You could call it almost the midpoint of Kolkata. The Loudon Mansion at 7 Loudon Street, is a magnificent structure − a manor house in its time, and now restored in almost its entirety keeping the former character intact. Looming subtly are The Loudon Residences, an elegant multi-storeyed structure, surveying its hoary cousin with curiosity.

Curious certainly the invitees were at the recent Kounteya Sinha curated initiative titled NIGURO done in the old restored manor. It was a multilayered exposition of Kali presented by leading artists and designers of the city: Partha Dasgupta, Sanjay Bhattacharya, Krishnapriyo Dasgupta, Srikanta Paul, Nayna Gupta, Robin Roy, Hemal Kapadia, Ishan Pattanaik, Diptish Ghosh Dastidar, assisted by Santanu Mitra, Tejas Doshi and Mandeep Sharma.

Drawings, paintings, etchings, installations, play of light with the city’s imagery, and much more − and as the sun began to dip in the horizon, on the outside, the eyes of Kali lit-up as the picture shows. Women from key walks of life were invited to add color and content, and they, along with the artists, shared their inspirations, sensibilities and stories.

For this writer, it was a greatly sentimental journey to a house which had seen the beginnings of my life. Entering its portals as a young bride, this forty kottah property was home for a decade, vibrant with memories of rolling lawns, two greenhouses, a mysterious basement which had been an air raid shelter during World War II, an array of stables, and a fully brick-worked mansion with vaulted ceilings and Italian marbled floors and stained glass and ornamentation − it was a fairytale property.

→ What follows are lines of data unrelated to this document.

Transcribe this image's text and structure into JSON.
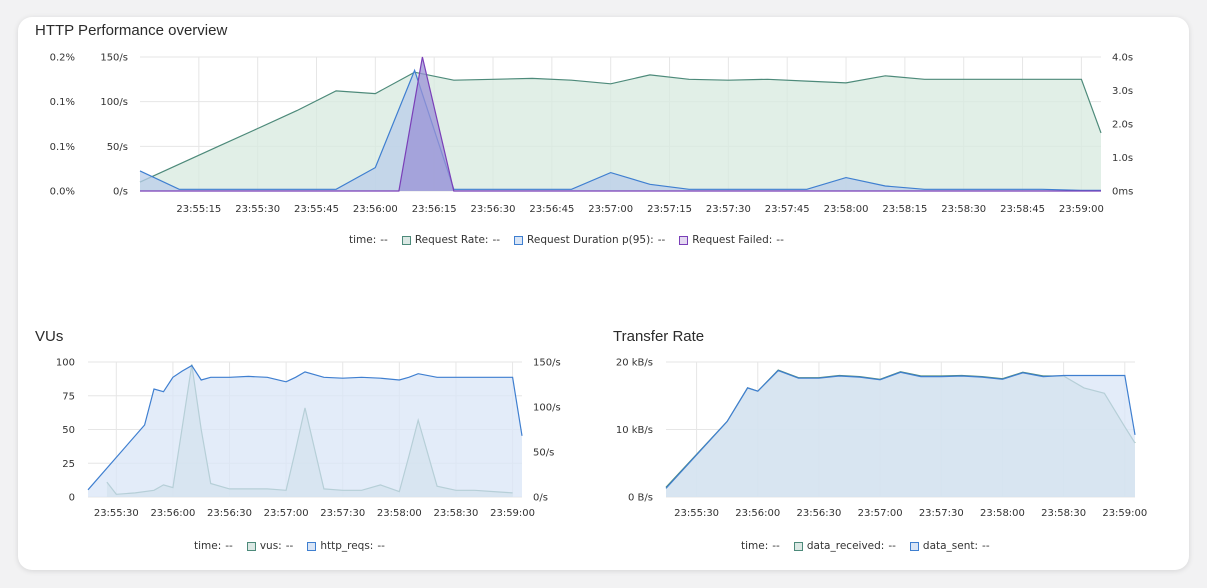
{
  "http": {
    "title": "HTTP Performance overview",
    "legend": {
      "time_label": "time:",
      "time_value": "--",
      "items": [
        {
          "label": "Request Rate:",
          "value": "--",
          "color": "#4d8a7a"
        },
        {
          "label": "Request Duration p(95):",
          "value": "--",
          "color": "#3f7fd0"
        },
        {
          "label": "Request Failed:",
          "value": "--",
          "color": "#7a3fb8"
        }
      ]
    }
  },
  "vus": {
    "title": "VUs",
    "legend": {
      "time_label": "time:",
      "time_value": "--",
      "items": [
        {
          "label": "vus:",
          "value": "--",
          "color": "#4d8a7a"
        },
        {
          "label": "http_reqs:",
          "value": "--",
          "color": "#3f7fd0"
        }
      ]
    }
  },
  "transfer": {
    "title": "Transfer Rate",
    "legend": {
      "time_label": "time:",
      "time_value": "--",
      "items": [
        {
          "label": "data_received:",
          "value": "--",
          "color": "#4d8a7a"
        },
        {
          "label": "data_sent:",
          "value": "--",
          "color": "#3f7fd0"
        }
      ]
    }
  },
  "chart_data": [
    {
      "type": "area",
      "title": "HTTP Performance overview",
      "x_range": [
        "23:55:00",
        "23:59:05"
      ],
      "x_ticks": [
        "23:55:15",
        "23:55:30",
        "23:55:45",
        "23:56:00",
        "23:56:15",
        "23:56:30",
        "23:56:45",
        "23:57:00",
        "23:57:15",
        "23:57:30",
        "23:57:45",
        "23:58:00",
        "23:58:15",
        "23:58:30",
        "23:58:45",
        "23:59:00"
      ],
      "axes": {
        "left_outer": {
          "ticks": [
            "0.0%",
            "0.1%",
            "0.1%",
            "0.2%"
          ],
          "ylim": [
            0,
            0.2
          ]
        },
        "left_inner": {
          "ticks": [
            "0/s",
            "50/s",
            "100/s",
            "150/s"
          ],
          "ylim": [
            0,
            150
          ]
        },
        "right": {
          "ticks": [
            "0ms",
            "1.0s",
            "2.0s",
            "3.0s",
            "4.0s"
          ],
          "ylim": [
            0,
            4
          ]
        }
      },
      "grid": true,
      "series": [
        {
          "name": "Request Rate",
          "axis": "left_inner",
          "color": "#4d8a7a",
          "fill": "#d7eadf",
          "x": [
            "23:55:00",
            "23:55:10",
            "23:55:20",
            "23:55:30",
            "23:55:40",
            "23:55:50",
            "23:56:00",
            "23:56:10",
            "23:56:20",
            "23:56:30",
            "23:56:40",
            "23:56:50",
            "23:57:00",
            "23:57:10",
            "23:57:20",
            "23:57:30",
            "23:57:40",
            "23:57:50",
            "23:58:00",
            "23:58:10",
            "23:58:20",
            "23:58:30",
            "23:58:40",
            "23:58:50",
            "23:59:00",
            "23:59:05"
          ],
          "values": [
            10,
            30,
            50,
            70,
            90,
            112,
            109,
            133,
            124,
            125,
            126,
            124,
            120,
            130,
            125,
            124,
            125,
            123,
            121,
            129,
            125,
            125,
            125,
            125,
            125,
            65
          ]
        },
        {
          "name": "Request Duration p(95)",
          "axis": "right",
          "color": "#3f7fd0",
          "fill": "#b9cdea",
          "x": [
            "23:55:00",
            "23:55:10",
            "23:55:20",
            "23:55:30",
            "23:55:40",
            "23:55:50",
            "23:56:00",
            "23:56:10",
            "23:56:20",
            "23:56:30",
            "23:56:40",
            "23:56:50",
            "23:57:00",
            "23:57:10",
            "23:57:20",
            "23:57:30",
            "23:57:40",
            "23:57:50",
            "23:58:00",
            "23:58:10",
            "23:58:20",
            "23:58:30",
            "23:58:40",
            "23:58:50",
            "23:59:00",
            "23:59:05"
          ],
          "values": [
            0.6,
            0.05,
            0.05,
            0.05,
            0.05,
            0.05,
            0.7,
            3.6,
            0.05,
            0.05,
            0.05,
            0.05,
            0.55,
            0.2,
            0.05,
            0.05,
            0.05,
            0.05,
            0.4,
            0.15,
            0.05,
            0.05,
            0.05,
            0.05,
            0.02,
            0.02
          ]
        },
        {
          "name": "Request Failed",
          "axis": "left_outer",
          "color": "#7a3fb8",
          "fill": "#9a92d6",
          "x": [
            "23:55:00",
            "23:56:00",
            "23:56:06",
            "23:56:12",
            "23:56:20",
            "23:59:05"
          ],
          "values": [
            0,
            0,
            0,
            0.2,
            0,
            0
          ]
        }
      ]
    },
    {
      "type": "area",
      "title": "VUs",
      "x_range": [
        "23:55:15",
        "23:59:05"
      ],
      "x_ticks": [
        "23:55:30",
        "23:56:00",
        "23:56:30",
        "23:57:00",
        "23:57:30",
        "23:58:00",
        "23:58:30",
        "23:59:00"
      ],
      "axes": {
        "left": {
          "ticks": [
            "0",
            "25",
            "50",
            "75",
            "100"
          ],
          "ylim": [
            0,
            100
          ]
        },
        "right": {
          "ticks": [
            "0/s",
            "50/s",
            "100/s",
            "150/s"
          ],
          "ylim": [
            0,
            150
          ]
        }
      },
      "grid": true,
      "series": [
        {
          "name": "vus",
          "axis": "left",
          "color": "#4d8a7a",
          "fill": "#c3d9d4",
          "x": [
            "23:55:25",
            "23:55:30",
            "23:55:40",
            "23:55:50",
            "23:55:55",
            "23:56:00",
            "23:56:05",
            "23:56:10",
            "23:56:15",
            "23:56:20",
            "23:56:30",
            "23:56:40",
            "23:56:50",
            "23:57:00",
            "23:57:05",
            "23:57:10",
            "23:57:20",
            "23:57:30",
            "23:57:40",
            "23:57:50",
            "23:58:00",
            "23:58:05",
            "23:58:10",
            "23:58:20",
            "23:58:30",
            "23:58:40",
            "23:58:50",
            "23:59:00"
          ],
          "values": [
            11,
            2,
            3,
            5,
            9,
            7,
            52,
            98,
            50,
            10,
            6,
            6,
            6,
            5,
            35,
            66,
            6,
            5,
            5,
            9,
            4,
            30,
            57,
            8,
            5,
            5,
            4,
            3
          ]
        },
        {
          "name": "http_reqs",
          "axis": "right",
          "color": "#3f7fd0",
          "fill": "#d9e5f7",
          "x": [
            "23:55:15",
            "23:55:45",
            "23:55:50",
            "23:55:55",
            "23:56:00",
            "23:56:05",
            "23:56:10",
            "23:56:15",
            "23:56:20",
            "23:56:30",
            "23:56:40",
            "23:56:50",
            "23:57:00",
            "23:57:05",
            "23:57:10",
            "23:57:20",
            "23:57:30",
            "23:57:40",
            "23:57:50",
            "23:58:00",
            "23:58:05",
            "23:58:10",
            "23:58:20",
            "23:58:30",
            "23:58:40",
            "23:58:50",
            "23:59:00",
            "23:59:05"
          ],
          "values": [
            8,
            80,
            120,
            117,
            133,
            140,
            146,
            130,
            133,
            133,
            134,
            133,
            128,
            133,
            139,
            133,
            132,
            133,
            132,
            130,
            133,
            137,
            133,
            133,
            133,
            133,
            133,
            68
          ]
        }
      ]
    },
    {
      "type": "area",
      "title": "Transfer Rate",
      "x_range": [
        "23:55:15",
        "23:59:05"
      ],
      "x_ticks": [
        "23:55:30",
        "23:56:00",
        "23:56:30",
        "23:57:00",
        "23:57:30",
        "23:58:00",
        "23:58:30",
        "23:59:00"
      ],
      "axes": {
        "left": {
          "ticks": [
            "0 B/s",
            "10 kB/s",
            "20 kB/s"
          ],
          "ylim": [
            0,
            25
          ]
        }
      },
      "grid": true,
      "series": [
        {
          "name": "data_received",
          "color": "#4d8a7a",
          "fill": "#c3d9d4",
          "x": [
            "23:55:15",
            "23:55:45",
            "23:55:55",
            "23:56:00",
            "23:56:10",
            "23:56:20",
            "23:56:30",
            "23:56:40",
            "23:56:50",
            "23:57:00",
            "23:57:10",
            "23:57:20",
            "23:57:30",
            "23:57:40",
            "23:57:50",
            "23:58:00",
            "23:58:10",
            "23:58:20",
            "23:58:30",
            "23:58:40",
            "23:58:50",
            "23:59:00",
            "23:59:05"
          ],
          "values": [
            1.8,
            14,
            20.2,
            19.6,
            23.5,
            22.1,
            22.1,
            22.5,
            22.3,
            21.8,
            23.2,
            22.4,
            22.4,
            22.5,
            22.3,
            21.9,
            23.1,
            22.4,
            22.4,
            20.2,
            19.2,
            13,
            10
          ]
        },
        {
          "name": "data_sent",
          "color": "#3f7fd0",
          "fill": "#d9e5f7",
          "x": [
            "23:55:15",
            "23:55:45",
            "23:55:55",
            "23:56:00",
            "23:56:10",
            "23:56:20",
            "23:56:30",
            "23:56:40",
            "23:56:50",
            "23:57:00",
            "23:57:10",
            "23:57:20",
            "23:57:30",
            "23:57:40",
            "23:57:50",
            "23:58:00",
            "23:58:10",
            "23:58:20",
            "23:58:30",
            "23:58:40",
            "23:58:50",
            "23:59:00",
            "23:59:05"
          ],
          "values": [
            1.6,
            14,
            20.2,
            19.6,
            23.4,
            22.0,
            22.0,
            22.4,
            22.2,
            21.7,
            23.1,
            22.3,
            22.3,
            22.4,
            22.2,
            21.8,
            23.0,
            22.3,
            22.5,
            22.5,
            22.5,
            22.5,
            11.5
          ]
        }
      ]
    }
  ]
}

A British civil engineer William Clark is credited with the famous tied brick arches and the building made entirely of brick. Sir David Ezra bought it thereafter towards the end of the nineteenth century, and if finally went to Keshav Basu, speaker of the Legislative Assembly in the 1940s.

When we came into the picture it was my father-in-law who, being away out of the country, lost out in his bid for 7 Loudon against Keshav Basu. More’s the pity. We continued living there and had as neighbors the Elias family in the upper portion of the manor. The last woman standing was Helen Elias, who never gave in to pressures of the realtors. And the property changed hands many times. We despaired as we relocated and saw the structure crumbling as we passed the street ever so often.

Until now, when we found the Bhuwalka family possessing and reviving 7 Loudon − the heritage preserved, commerce entering in the form of Fabindia to keep the place ongoing, the new age residences gaining foothold in today’s times and other high end luxury brands still to enter the picture.

But we at wotweb believe that, given the efforts at keeping the old look and feel, the setting should continue to be a space for the arts to be showcased when possible. Heritage demands it.